O silêncio de Cristo

Uma antiga lenda norueguesa narra este episódio sobre um homem chamado Haakon, que cuidava de uma ermida à qual muita gente vinha orar com devoção.   Nesta ermida havia uma cruz muito antiga, e muitos vinham ali para pedir a Cristo que fizesse algum milagre.  
Certo dia, o eremita Haakon quis também pedir-lhe um favor. Impulsionava-o um sentimento generoso.   Ajoelhou-se diante da cruz e disse: Senhor, quero padecer por Vós.   Deixai-me ocupar o Vosso lugar.
Quero substituir-vos na Cruz. E permaneceu com o olhar pendente da cruz, como quem espera uma resposta. O Senhor abriu os lábios e falou.   As suas palavras caíam do alto, sussurrantes e admoestadoras: Meu servo, cedo ao teu desejo, mas com uma condição. Qual é, Senhor?, perguntou com acento suplicante Haakon.

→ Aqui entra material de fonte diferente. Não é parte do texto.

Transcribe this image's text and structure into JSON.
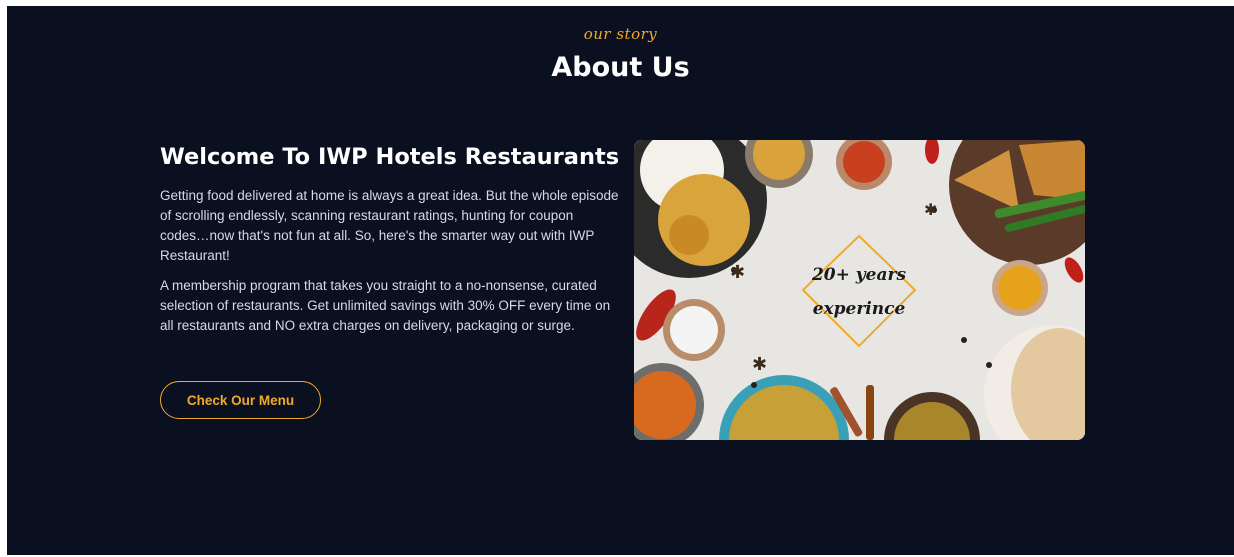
{
  "section": {
    "eyebrow": "our story",
    "title": "About Us"
  },
  "about": {
    "heading": "Welcome To IWP Hotels Restaurants",
    "paragraph_1": "Getting food delivered at home is always a great idea. But the whole episode of scrolling endlessly, scanning restaurant ratings, hunting for coupon codes…now that's not fun at all. So, here's the smarter way out with IWP Restaurant!",
    "paragraph_2": "A membership program that takes you straight to a no-nonsense, curated selection of restaurants. Get unlimited savings with 30% OFF every time on all restaurants and NO extra charges on delivery, packaging or surge.",
    "menu_button_label": "Check Our Menu"
  },
  "image": {
    "badge_line_1": "20+ years",
    "badge_line_2": "experince"
  },
  "colors": {
    "background": "#0b1020",
    "accent": "#f0a92b",
    "text_primary": "#ffffff",
    "text_secondary": "#d7dae3"
  }
}
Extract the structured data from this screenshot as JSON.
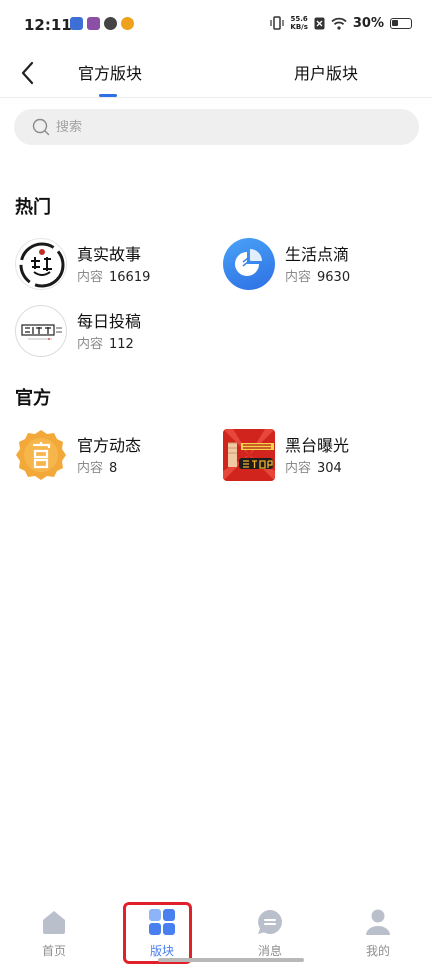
{
  "status_bar": {
    "time": "12:11",
    "net_speed_value": "55.6",
    "net_speed_unit": "KB/s",
    "battery": "30%"
  },
  "header": {
    "tabs": [
      {
        "label": "官方版块",
        "active": true
      },
      {
        "label": "用户版块",
        "active": false
      }
    ],
    "accent_color": "#2f6fe4"
  },
  "search": {
    "placeholder": "搜索"
  },
  "sections": [
    {
      "title": "热门",
      "boards": [
        {
          "name": "真实故事",
          "count_label": "内容",
          "count": "16619",
          "icon": "ink-seal-logo"
        },
        {
          "name": "生活点滴",
          "count_label": "内容",
          "count": "9630",
          "icon": "pie-chart-logo"
        },
        {
          "name": "每日投稿",
          "count_label": "内容",
          "count": "112",
          "icon": "true-story-text-logo"
        }
      ]
    },
    {
      "title": "官方",
      "boards": [
        {
          "name": "官方动态",
          "count_label": "内容",
          "count": "8",
          "icon": "official-badge-logo"
        },
        {
          "name": "黑台曝光",
          "count_label": "内容",
          "count": "304",
          "icon": "stop-fist-logo"
        }
      ]
    }
  ],
  "bottom_nav": {
    "items": [
      {
        "label": "首页",
        "icon": "home-icon",
        "active": false
      },
      {
        "label": "版块",
        "icon": "grid-icon",
        "active": true
      },
      {
        "label": "消息",
        "icon": "message-icon",
        "active": false
      },
      {
        "label": "我的",
        "icon": "profile-icon",
        "active": false
      }
    ],
    "active_color": "#4a7ff0",
    "highlight_color": "#e0202a"
  }
}
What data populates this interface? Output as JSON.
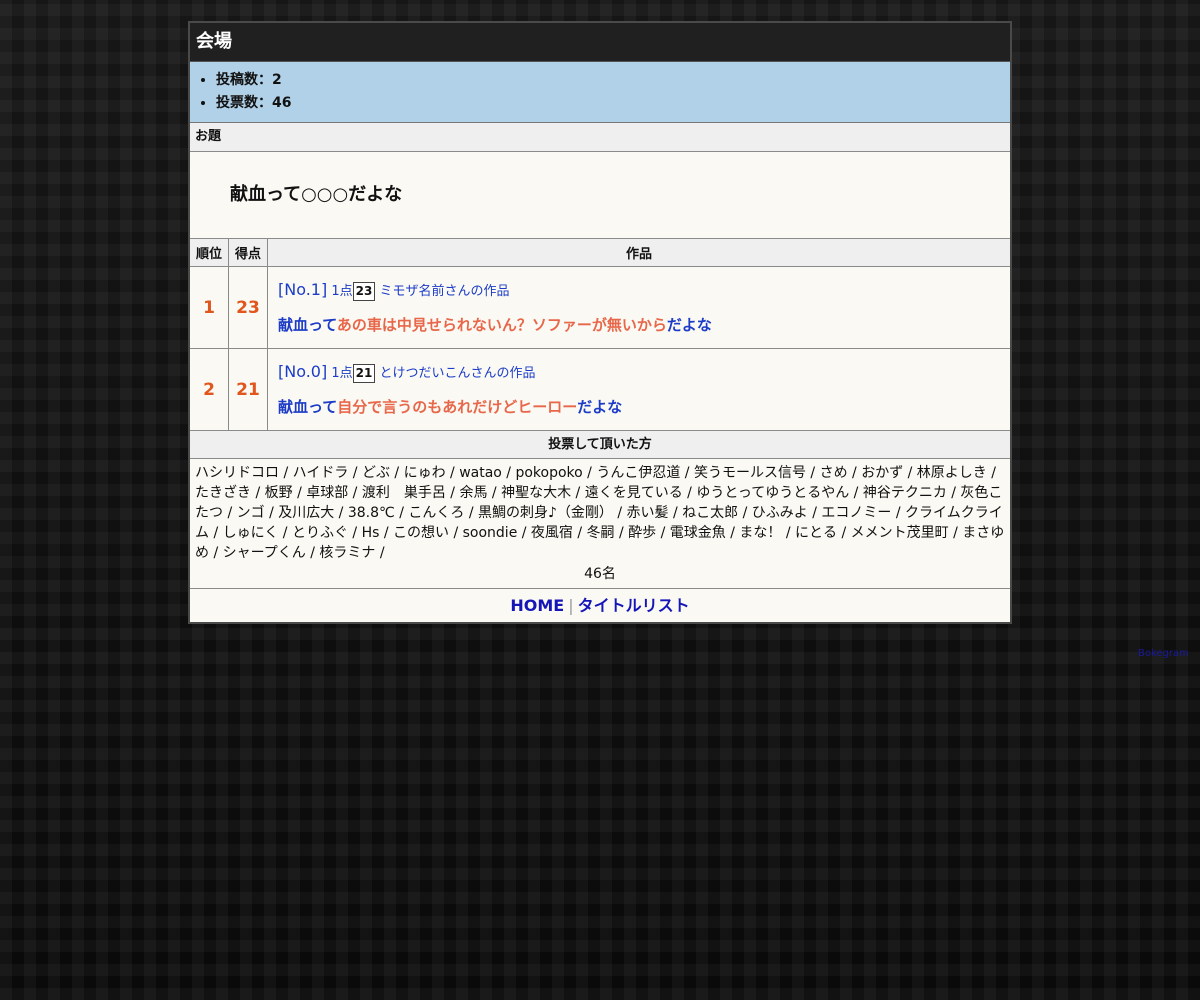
{
  "hall": {
    "title": "会場"
  },
  "stats": {
    "posts": "投稿数：2",
    "votes": "投票数：46"
  },
  "theme": {
    "header": "お題",
    "text": "献血って○○○だよな"
  },
  "table": {
    "headers": [
      "順位",
      "得点",
      "作品"
    ],
    "rows": [
      {
        "rank": "1",
        "score": "23",
        "no": "[No.1]",
        "points": "1点",
        "votes": "23",
        "author": "ミモザ名前さんの作品",
        "prefix": "献血って",
        "answer": "あの車は中見せられないん？ソファーが無いから",
        "suffix": "だよな"
      },
      {
        "rank": "2",
        "score": "21",
        "no": "[No.0]",
        "points": "1点",
        "votes": "21",
        "author": "とけつだいこんさんの作品",
        "prefix": "献血って",
        "answer": "自分で言うのもあれだけどヒーロー",
        "suffix": "だよな"
      }
    ]
  },
  "voters": {
    "header": "投票して頂いた方",
    "list": "ハシリドコロ / ハイドラ / どぶ / にゅわ / watao / pokopoko / うんこ伊忍道 / 笑うモールス信号 / さめ / おかず / 林原よしき / たきざき / 板野 / 卓球部 / 渡利　巣手呂 / 余馬 / 神聖な大木 / 遠くを見ている / ゆうとってゆうとるやん / 神谷テクニカ / 灰色こたつ / ンゴ / 及川広大 / 38.8℃ / こんくろ / 黒鯛の刺身♪（金剛） / 赤い髪 / ねこ太郎 / ひふみよ / エコノミー / クライムクライム / しゅにく / とりふぐ / Hs / この想い / soondie / 夜風宿 / 冬嗣 / 酔歩 / 電球金魚 / まな！ / にとる / メメント茂里町 / まさゆめ / シャープくん / 核ラミナ /",
    "count": "46名"
  },
  "footer": {
    "home": "HOME",
    "separator": "|",
    "titlelist": "タイトルリスト"
  },
  "credit": {
    "label": "Bokegram"
  },
  "colors": {
    "page_background": "#0b0b0b",
    "title_bar": "#202020",
    "stats_band": "#b0d1e8",
    "panel_background": "#faf9f3",
    "rank_score": "#e0561c",
    "link_blue": "#1c3cc8",
    "answer_orange": "#e8674a",
    "nav_link": "#1515b8"
  }
}
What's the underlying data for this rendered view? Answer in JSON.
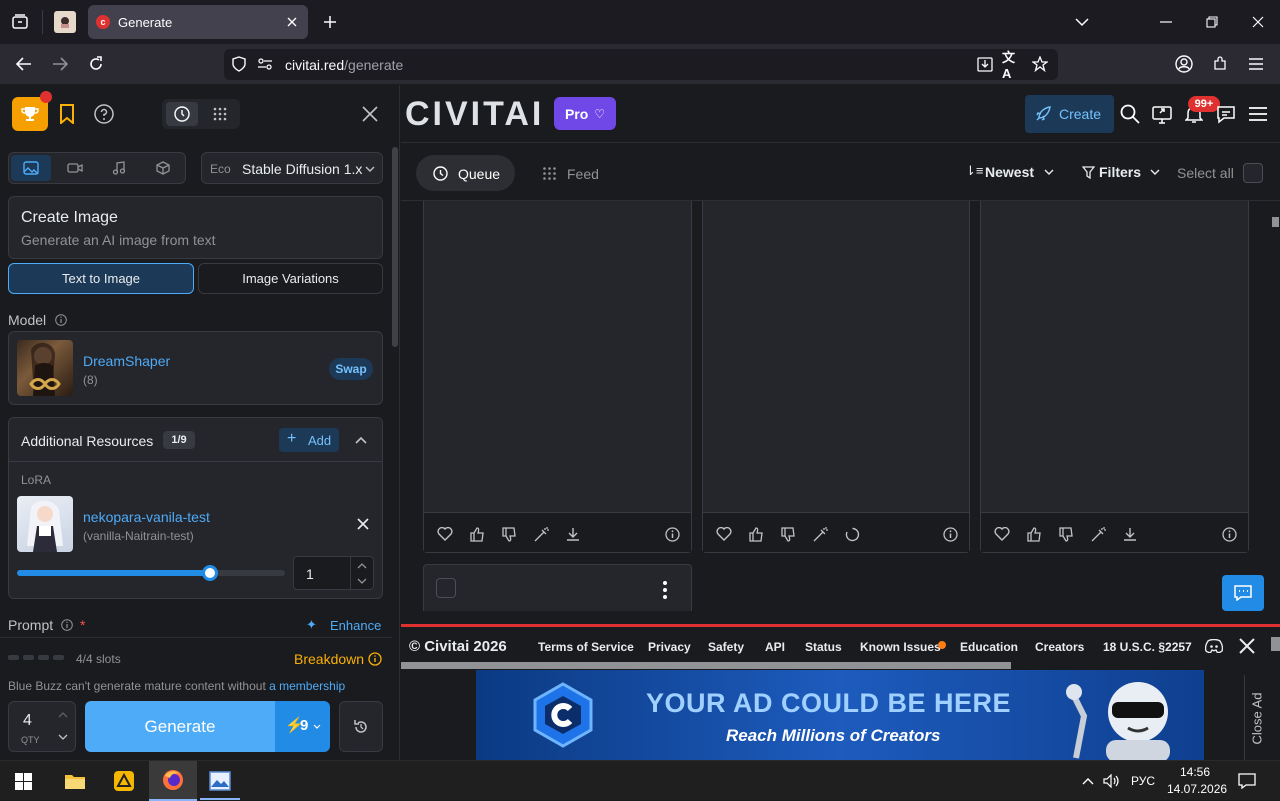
{
  "browser": {
    "tab_title": "Generate",
    "url_host": "civitai.red",
    "url_path": "/generate"
  },
  "left": {
    "model_selector": {
      "prefix": "Eco",
      "value": "Stable Diffusion 1.x"
    },
    "create": {
      "title": "Create Image",
      "subtitle": "Generate an AI image from text"
    },
    "mode_tabs": [
      {
        "label": "Text to Image"
      },
      {
        "label": "Image Variations"
      }
    ],
    "model_label": "Model",
    "model": {
      "name": "DreamShaper",
      "count": "(8)",
      "swap": "Swap"
    },
    "additional": {
      "title": "Additional Resources",
      "badge": "1/9",
      "add": "Add",
      "section": "LoRA"
    },
    "lora": {
      "name": "nekopara-vanila-test",
      "sub": "(vanilla-Naitrain-test)",
      "strength": "1",
      "slider": 0.72
    },
    "prompt_label": "Prompt",
    "prompt_required": "*",
    "enhance": "Enhance",
    "slots": "4/4 slots",
    "breakdown": "Breakdown",
    "notice": "Blue Buzz can't generate mature content without",
    "notice_link": "a membership",
    "qty": {
      "value": "4",
      "label": "QTY"
    },
    "generate": "Generate",
    "cost": "9"
  },
  "header": {
    "logo": "CIVITAI",
    "pro": "Pro",
    "create": "Create",
    "notif_badge": "99+"
  },
  "toolbar": {
    "queue": "Queue",
    "feed": "Feed",
    "sort": "Newest",
    "filters": "Filters",
    "select_all": "Select all"
  },
  "footer": {
    "copyright": "© Civitai 2026",
    "links": [
      "Terms of Service",
      "Privacy",
      "Safety",
      "API",
      "Status",
      "Known Issues",
      "Education",
      "Creators",
      "18 U.S.C. §2257"
    ]
  },
  "ad": {
    "headline": "YOUR AD COULD BE HERE",
    "sub": "Reach Millions of Creators",
    "close": "Close Ad"
  },
  "taskbar": {
    "lang": "РУС",
    "time": "14:56",
    "date": "14.07.2026"
  },
  "colors": {
    "accent": "#4dabf7",
    "pro": "#7048e8",
    "brand_red": "#e03131",
    "generate": "#4dabf7"
  }
}
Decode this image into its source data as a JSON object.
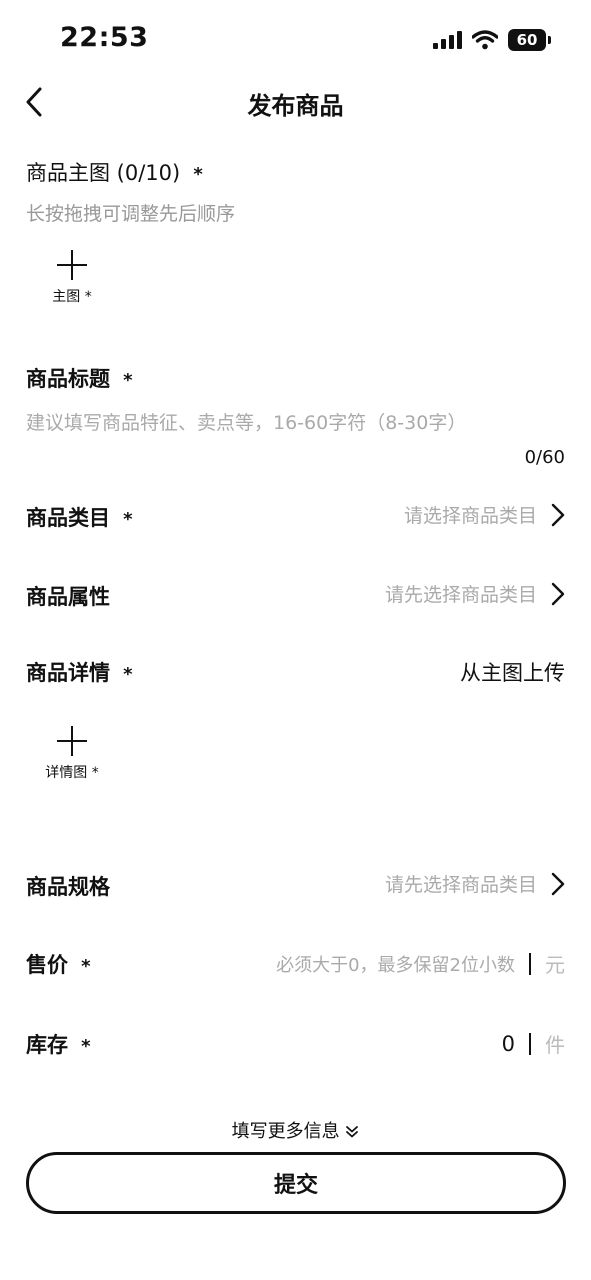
{
  "status_bar": {
    "time": "22:53",
    "battery": "60"
  },
  "header": {
    "title": "发布商品"
  },
  "main_images": {
    "label": "商品主图 (0/10)",
    "required": "*",
    "hint": "长按拖拽可调整先后顺序",
    "tile_label": "主图",
    "tile_required": "*"
  },
  "product_title": {
    "label": "商品标题",
    "required": "*",
    "placeholder": "建议填写商品特征、卖点等，16-60字符（8-30字）",
    "counter": "0/60"
  },
  "category": {
    "label": "商品类目",
    "required": "*",
    "value": "请选择商品类目"
  },
  "attributes": {
    "label": "商品属性",
    "value": "请先选择商品类目"
  },
  "details": {
    "label": "商品详情",
    "required": "*",
    "action": "从主图上传",
    "tile_label": "详情图",
    "tile_required": "*"
  },
  "specs": {
    "label": "商品规格",
    "value": "请先选择商品类目"
  },
  "price": {
    "label": "售价",
    "required": "*",
    "placeholder": "必须大于0，最多保留2位小数",
    "unit": "元"
  },
  "stock": {
    "label": "库存",
    "required": "*",
    "value": "0",
    "unit": "件"
  },
  "footer": {
    "more_info": "填写更多信息",
    "submit": "提交"
  }
}
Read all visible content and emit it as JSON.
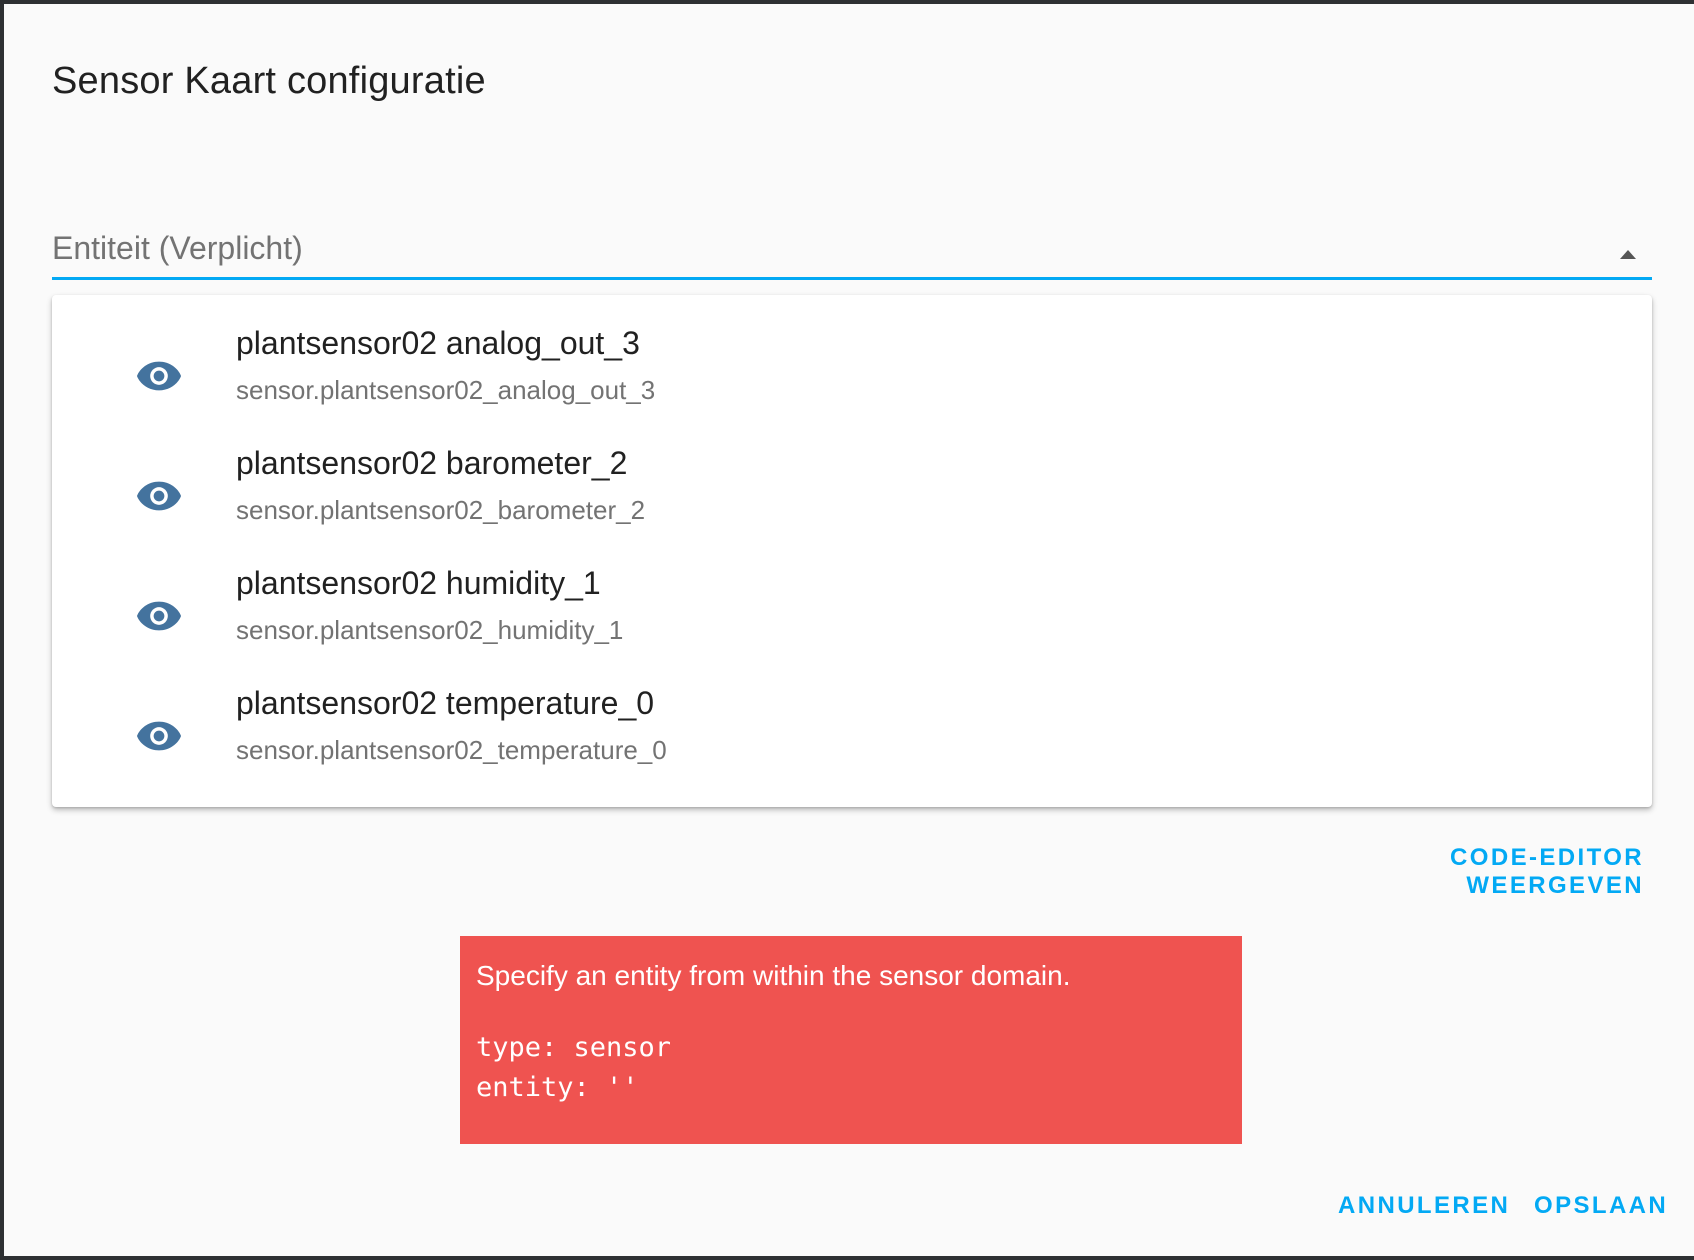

É uma condição difícil? Estou disposto a cumpri-la com a Vossa ajuda! Escuta-me: Aconteça o que acontecer, e vejas tu o que vires, deves guardar sempre o silêncio. Haakon respondeu: Prometo-o, Senhor! E fizeram a troca sem que ninguém o percebesse.
  Ninguém reconheceu o eremita pendente da cruz. Quanto ao Senhor, ocupava o lugar de Haakon. Durante muito tempo, este conseguiu cumprir o seu compromisso e não disse nada a ninguém. Certo dia, porém, chegou um rico.   Depois de orar, deixou ali esquecida a sua bolsa. Haakon viu-o e calou.
Também não disse nada quando um pobre, que veio duas horas mais tarde, se apropriou da bolsa do rico.   E também não quando um rapaz se prostrou diante dele pouco depois para pedir-lhe a sua graça antes de empreender uma longa viagem.
  Nesse momento, porém, o rico tornou a entrar em busca da bolsa. Como não a encontrasse, pensou que o rapaz se teria apropriado dela. Voltou-se para ele e interpelou com raiva: Dá-me a bolsa que me roubaste! O jovem, surpreso, replicou-lhe: Não roubei nenhuma bolsa! Não mintas. Devolve-ma já! Repito que não apanhei nenhuma bolsa! O rico arremeteu furioso contra ele. Soou então uma voz forte:
Para! O rico olhou para cima e viu que a imagem lhe falava. Haakon, que não conseguiu permanecer em silêncio diante daquela injustiça, gritou-lhe, defendeu o jovem e censurou o rico pela falsa acusação.
  Este ficou aniquilado e saiu da ermida. E o jovem saiu também porque tinha pressa para empreender a sua viagem. Quando a ermida ficou vazia, Cristo dirigiu-se ao seu servo e disse-lhe: Desce da Cruz. Não serves para ocupar o meu lugar. Não soubeste guardar silêncio. Mas, Senhor, como podia eu permitir essa injustiça?
  O Senhor continuou a falar-lhe: Tu não sabias que era conveniente para o rico perder a bolsa, pois trazia nela o preço da virgindade de uma jovem.   O pobre, pelo contrário, tinha necessidade desse dinheiro. Quanto ao rapaz que ia receber os golpes, as suas feridas o teriam Impedido de fazer a viagem que, para ele, foi fatal: faz uns minutos que o seu barco acaba de soçobrar e que ele se afogou.
Tu também não sabias isto, mas Eu sim. E por isso me calo. E o Senhor tornou a guardar silêncio.   Muitas vezes nos perguntamos por que Deus não nos responde. Por que Deus se cala?
  Muitos de nós gostaríamos que nos respondesse o que desejamos ouvir, mas Ele não o faz: responde-nos com o silêncio. Deveríamos aprender a escutar esse silêncio.   O Divino Silêncio é uma palavra destinada a convencer-nos de que Ele,sim, sabe o que faz.   Com o seu silêncio, diz-nos carinhosamente: "Confia em mim, sei o que é preciso fazer!